Elections violate Islamic Law: Egypt's Mohamed El-Zawahiri

Ahram Online , Monday 4 Mar 2013

A former leader of Islamic Jihad and brother of 'Al-Qaeda' leader Ayman El-Zawahiri tells Turkish news agency Anadolu elections do not lead to implementation of sharia

Mohamed El-Zawahiri
Salafist lead Mohamed El-Zawahiri presents his views on the compatibility of Islam and Islamic Sharia law (Photo: Al-Ahram)

Mohamed El-Zawahiri, prominent Jihadist-Salafist leader and brother of Al-Qaeda leader Ayman El-Zawahiri, said on Monday that democratic elections violated Islamic Law since they put "sovereignty in the hands of the people and not God."

In an interview with Turkish news agency Anadolu, El-Zawahiri repeated his rejection of "the secular system and its mechanisms." He went on to call for the implementation of "true Sharia [Islamic Law] as based on genuine religious texts."

The 60-year-old Islamist who spent many years in jail under the regime of ousted President Hosni Mubarak added that he would not "give in to current political realities or abandon his principles."

"Based on past experience, and as seen in several countries, elections do not lead to the application of Islamic Law," he asserted.

He noted, however, that Egypt's current system of governance under President Mohamed Morsi was "much better than before," as there was now much greater scope for preaching and expressing one's opinion than there was under the former regime.

"But the current situation is still far from what we dream of," El-Zawahiri added.

El-Zawahiri's statements come ahead of Egypt's second post-revolution parliamentary elections, slated to kick off on 22 April, with the candidacy registration period set to begin on Saturday.
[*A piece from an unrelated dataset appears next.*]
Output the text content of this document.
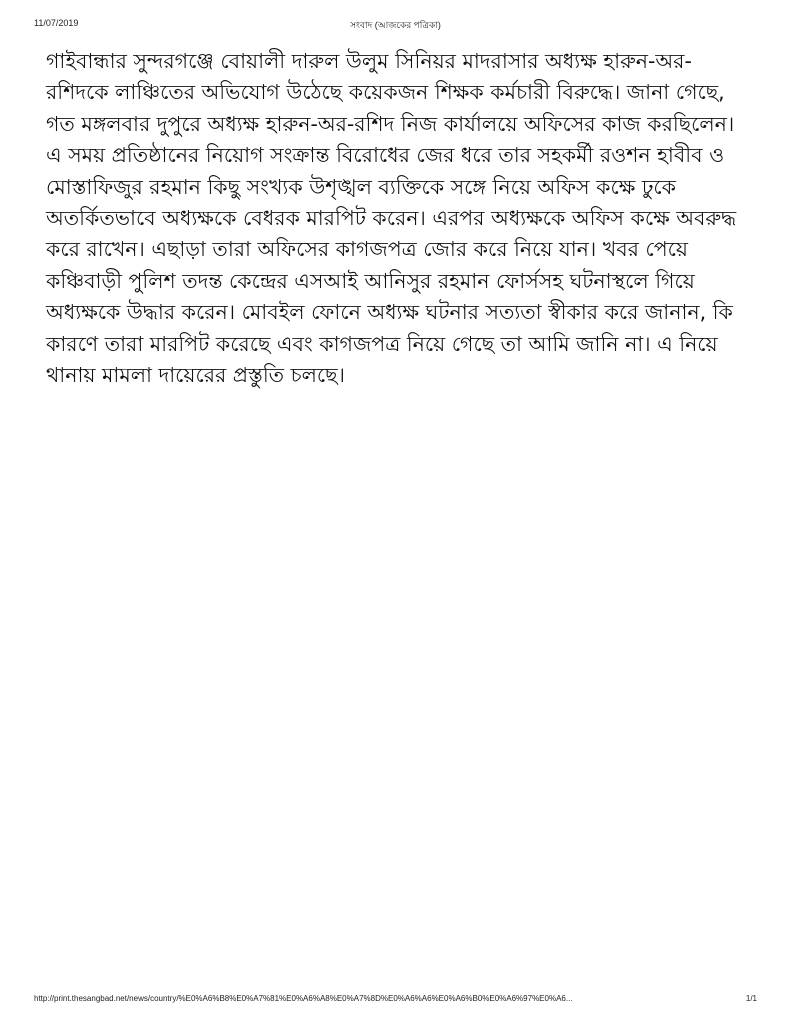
11/07/2019	সংবাদ (আজকের পত্রিকা)

গাইবান্ধার সুন্দরগঞ্জে বোয়ালী দারুল উলুম সিনিয়র মাদরাসার অধ্যক্ষ হারুন-অর-রশিদকে লাঞ্চিতের অভিযোগ উঠেছে কয়েকজন শিক্ষক কর্মচারী বিরুদ্ধে। জানা গেছে, গত মঙ্গলবার দুপুরে অধ্যক্ষ হারুন-অর-রশিদ নিজ কার্যালয়ে অফিসের কাজ করছিলেন। এ সময় প্রতিষ্ঠানের নিয়োগ সংক্রান্ত বিরোধের জের ধরে তার সহকর্মী রওশন হাবীব ও মোস্তাফিজুর রহমান কিছু সংখ্যক উশৃঙ্খল ব্যক্তিকে সঙ্গে নিয়ে অফিস কক্ষে ঢুকে অতর্কিতভাবে অধ্যক্ষকে বেধরক মারপিট করেন। এরপর অধ্যক্ষকে অফিস কক্ষে অবরুদ্ধ করে রাখেন। এছাড়া তারা অফিসের কাগজপত্র জোর করে নিয়ে যান। খবর পেয়ে কঞ্চিবাড়ী পুলিশ তদন্ত কেন্দ্রের এসআই আনিসুর রহমান ফোর্সসহ ঘটনাস্থলে গিয়ে অধ্যক্ষকে উদ্ধার করেন। মোবইল ফোনে অধ্যক্ষ ঘটনার সত্যতা স্বীকার করে জানান, কি কারণে তারা মারপিট করেছে এবং কাগজপত্র নিয়ে গেছে তা আমি জানি না। এ নিয়ে থানায় মামলা দায়েরের প্রস্তুতি চলছে।

http://print.thesangbad.net/news/country/%E0%A6%B8%E0%A7%81%E0%A6%A8%E0%A7%8D%E0%A6%A6%E0%A6%B0%E0%A6%97%E0%A6...	1/1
The country's first post-revolution People's Assembly (the lower, legislative house of parliament) was dissolved last year by Egypt's then-ruling Supreme Military Council based on a controversial court ruling.

In 1999, Mohamed El-Zawahiri was sentenced to death in absentia for a handful of terrorist attacks in Egypt, including the 1997 killing of 62 foreign tourists in the Upper Egyptian city of Luxor.

In June 2011, a military court accepted El-Zawahiri's appeal against the death verdict and the case was closed.

Last September, in an interview with American news broadcaster CNN, El-Zawahiri proposed a truce – or hudna – between the West and the Islamist current, asserting that he was in a "unique position to help end the violence."